My earliest recollections of the radio were of my dad listening to the Cleveland Orchestra on WCLV. Concertos and symphonies would fill the downstairs at night. He also played records, carefully setting the needle down onto the grooved vinyl surface. I loved waiting through the snaps and crackles until the music started.
By the time I was old enough to start buying my own music, cassette tapes were rocketing to the height of popularity. Combined with the Sony Walkman, there was nothing cooler than popping a tape into your Walkman and going out for a run.
Of course, no need for weight training at that time because lugging that "portable" tape player on a run was the equivalent of having 5-pound weights strapped to your arms.
Today, microscopic ipods and MP3 players, which weigh about the same as a marshmallow, effortlessly shift through songs continuously. With the Walkman and the cassette tape, it was a bit more complicated.
Once one side finished, the operator had to push the eject button, take the tape out, flip it over, put it back in and press play, all while continuing to run in a straight line.
Kids have it so easy today. Like a song? Go to iTunes and download it immediately onto an ipod. Back in the day, acquiring favorite songs -- without paying for them -- involved a little more planning.
First, we had to get blank cassette tapes. Once that tape was cued to the correct position, the waiting game began. We had to listen to the radio until that one favorite song came on. Of course, as soon as you wanted to record a song from the radio, they never played it.
And you couldn't stray too far from the radio because you had to hit play and record at the exact moment the song began.
IF IT WAS a popular song, which was usually why I was recording it, the DJs loved to introduce the song through the first four measures, ruining the entire recording and sending the recorder back to the drawing board.
I was cleaning out an old dresser drawer recently when I came across a stash of cassette tapes. Hidden among Madonna (don't tell my mom, that one was censored at my house), Cyndi Lauper, Bon Jovi and Chicago were some old mix tapes. For you young whipper snappers, that is a compilation of a person's favorite, most meaningful songs.
It was the way to go when looking for the perfect gift. Friends made them for friends, girlfriends for boyfriends, etc. The process of creating the perfect mix took hours. Once the songs were found, they had to be recorded onto a blank tape that was rewound and fast forwarded a million times until the masterpiece was finished.
The mix tapes I found were mostly from my college days. They brought back lots of memories. One reminds me of a trip to Oregon to visit a friend. Another is filled with angsty songs from the Indigo Girls, Odd Girl Out and 10,000 Maniacs that got me through finals and any other trauma during college.
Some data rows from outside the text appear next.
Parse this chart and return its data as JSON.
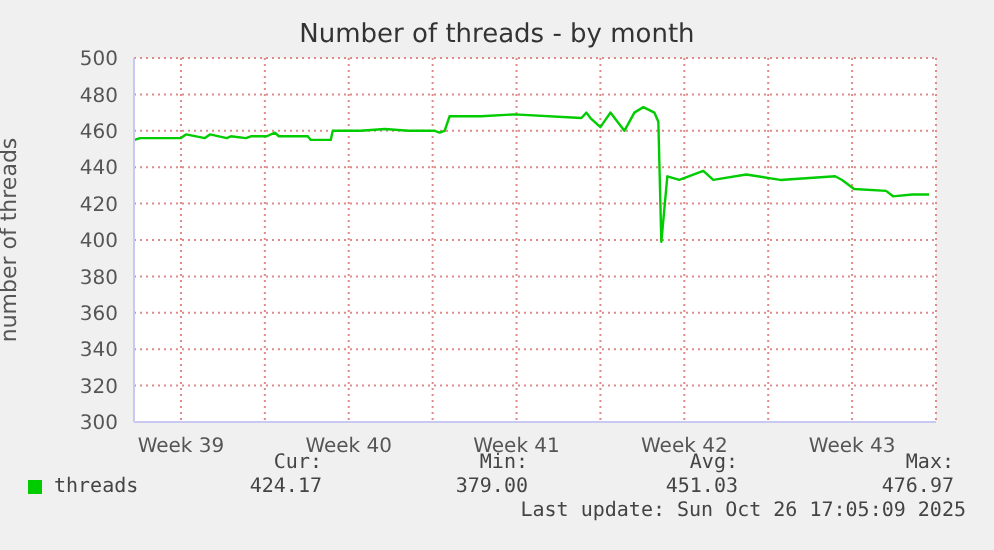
{
  "chart_data": {
    "type": "line",
    "title": "Number of threads - by month",
    "ylabel": "number of threads",
    "xlim": [
      "2025-09-23T13:00",
      "2025-10-27"
    ],
    "xticks": [
      {
        "value": "2025-09-25T12:00",
        "label": "Week 39"
      },
      {
        "value": "2025-09-29",
        "label": null
      },
      {
        "value": "2025-10-02T12:00",
        "label": "Week 40"
      },
      {
        "value": "2025-10-06",
        "label": null
      },
      {
        "value": "2025-10-09T12:00",
        "label": "Week 41"
      },
      {
        "value": "2025-10-13",
        "label": null
      },
      {
        "value": "2025-10-16T12:00",
        "label": "Week 42"
      },
      {
        "value": "2025-10-20",
        "label": null
      },
      {
        "value": "2025-10-23T12:00",
        "label": "Week 43"
      }
    ],
    "ylim": [
      300,
      500
    ],
    "yticks": [
      300,
      320,
      340,
      360,
      380,
      400,
      420,
      440,
      460,
      480,
      500
    ],
    "grid": true,
    "legend": "bottom",
    "marker": "none",
    "line_style": "solid",
    "series": [
      {
        "name": "threads",
        "color": "#00cc00",
        "x": [
          "2025-09-23T13:30",
          "2025-09-23T19:00",
          "2025-09-25",
          "2025-09-25T12:00",
          "2025-09-25T17:00",
          "2025-09-26T12:00",
          "2025-09-26T17:00",
          "2025-09-27T10:00",
          "2025-09-27T14:00",
          "2025-09-28T05:00",
          "2025-09-28T10:00",
          "2025-09-29T02:00",
          "2025-09-29T10:00",
          "2025-09-29T14:00",
          "2025-09-30T19:00",
          "2025-09-30T22:00",
          "2025-10-01T18:00",
          "2025-10-01T20:00",
          "2025-10-03",
          "2025-10-04",
          "2025-10-05",
          "2025-10-06T02:00",
          "2025-10-06T07:00",
          "2025-10-06T12:00",
          "2025-10-06T17:00",
          "2025-10-08",
          "2025-10-09T10:00",
          "2025-10-12T05:00",
          "2025-10-12T10:00",
          "2025-10-12T14:00",
          "2025-10-13",
          "2025-10-13T10:00",
          "2025-10-14",
          "2025-10-14T10:00",
          "2025-10-14T19:00",
          "2025-10-15T06:00",
          "2025-10-15T10:00",
          "2025-10-15T13:00",
          "2025-10-15T19:00",
          "2025-10-16T07:00",
          "2025-10-17T07:00",
          "2025-10-17T17:00",
          "2025-10-19T02:00",
          "2025-10-20T12:00",
          "2025-10-22T19:00",
          "2025-10-23T02:00",
          "2025-10-23T14:00",
          "2025-10-24T22:00",
          "2025-10-25T05:00",
          "2025-10-26",
          "2025-10-26T17:00"
        ],
        "values": [
          455,
          456,
          456,
          456,
          458,
          456,
          458,
          456,
          457,
          456,
          457,
          457,
          459,
          457,
          457,
          455,
          455,
          460,
          460,
          461,
          460,
          460,
          459,
          460,
          468,
          468,
          469,
          467,
          470,
          467,
          462,
          470,
          460,
          470,
          473,
          470,
          465,
          399,
          435,
          433,
          438,
          433,
          436,
          433,
          435,
          433,
          428,
          427,
          424,
          425,
          425
        ]
      }
    ],
    "annotations": [
      "Cur:",
      "Min:",
      "Avg:",
      "Max:",
      "424.17",
      "379.00",
      "451.03",
      "476.97",
      "Last update: Sun Oct 26 17:05:09 2025"
    ]
  }
}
There is a mix tape of Beatles songs that reminds me of my brother and another put together by my college roommate.
The best part of my discovery, though, was a tape created by my little brother. He must have been about 10 at the time and recorded an entire "talk show" set during a fictitious hurricane. I know what he's getting for Christmas.
Cassette tapes died a quick death with the dawn of compact discs and I must admit I haven't thought of them in years. I think it's time to dust off the old tape player and pop in a few mixes for a ride down memory lane.